By the way have you seen this post:
http://ralpartha.blogspot.com/2011/05/effect-of-changing-innodb-page-size.html

He seems to have obtained results that are completely opposite to yours. In your test smaller page size offers better performance. In his test the smallest page size (4K) produced the worst performance.

Any idea what might have caused the difference?

Peter Zaitsev

Andy,

I did some tests exactly about how much data we can fit in buffer pool for compressed vs non compressed data. It helps somewhat but significantly less than I would expected.
http://www.mysqlperformanceblog.com/2011/05/10/innodb-caching-part-2/

inaam

Vadim,

Wondering if you can try this with stock MySQL 5.5. I believe LRU_list_mutex is Percona Server specific and it most likely is protecting operations on LRU list which are protected by the buffer pool mutex in 5.5. This would mean that in 5.5 buffer pool mutex should show up as a hot mutex. In that case, having multiple buffer pools may ease pressure on the buffer pool mutex.

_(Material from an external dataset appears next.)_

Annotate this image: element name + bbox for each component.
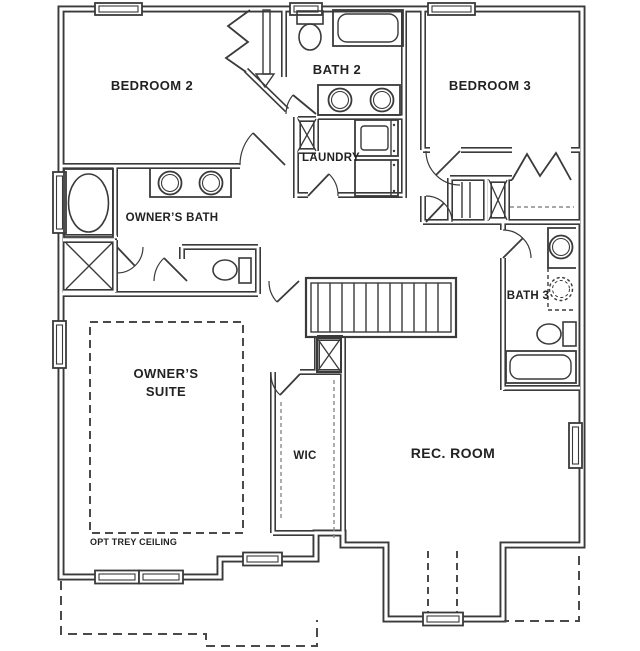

Having said this it may as well be that buf_pool_zip_mutex turns out to be the culprit. This mutex is a single replacement of block::mutex for all pages that are present in the buffer pool in compressed only form i.e.: the compressed only pages in a buffer pool don’t have separate mutexes to protect fields in buf_page_t instead this protection is provided by buf_pool_zip_mutex.

Glad to see that finally you and others are getting to test compression. Hopefully, we’ll iron out any wrinkles soon.

inaam

Andy,

Yes, InnoDB can cache more data pages when compression is used. It is true that when a page is accessed we need a decompressed version of the page which is also kept in the buffer pool alongside the compressed version. But the LRU mechanism has the capability to discard the uncompressed version of a data page to make room for another page to be read in. What this means is that there can be pages in the buffer pool in compressed only format. In fact, at any given point in time the buffer pool can contain upto 90% compressed only pages.

Of course, when these compressed only pages are accessed these have to be decompressed which eats up a bit of CPU. The idea is to cache more data to avoid IO at the cost of extra CPU cycles for decompressions.

AndyScott

Does compression help in turning a dataset that doesn’t in memory into one that does?

I read that InnoDB keeps both compressed and uncompressed page in memory. In that case using compression would actually increase memory requirements because now there is duplicate data.

I had assumed the best use case for compression is to turn a table that’s too big to fit in memory (eg. a 30G table and a 20G buffer pool) into one that fits (eg. compress the 30G table into 15G which now fits in the 20G buffer pool). But does that really work seeing how InnoDB is keeping both compressed and uncompressed pages in memory?

Peter Zaitsev

Vadim,

Can you test with non uniform distribution too ?

From what I’ve seen for Compression to be reasonable fit you have to have most accesses happening in memory and touching pages which are uncompressed already.

It also looks to me like Compression code did not get much love in MySQL 5.5 optimizations. Frankly I do not see any benchmarks published which would include compression.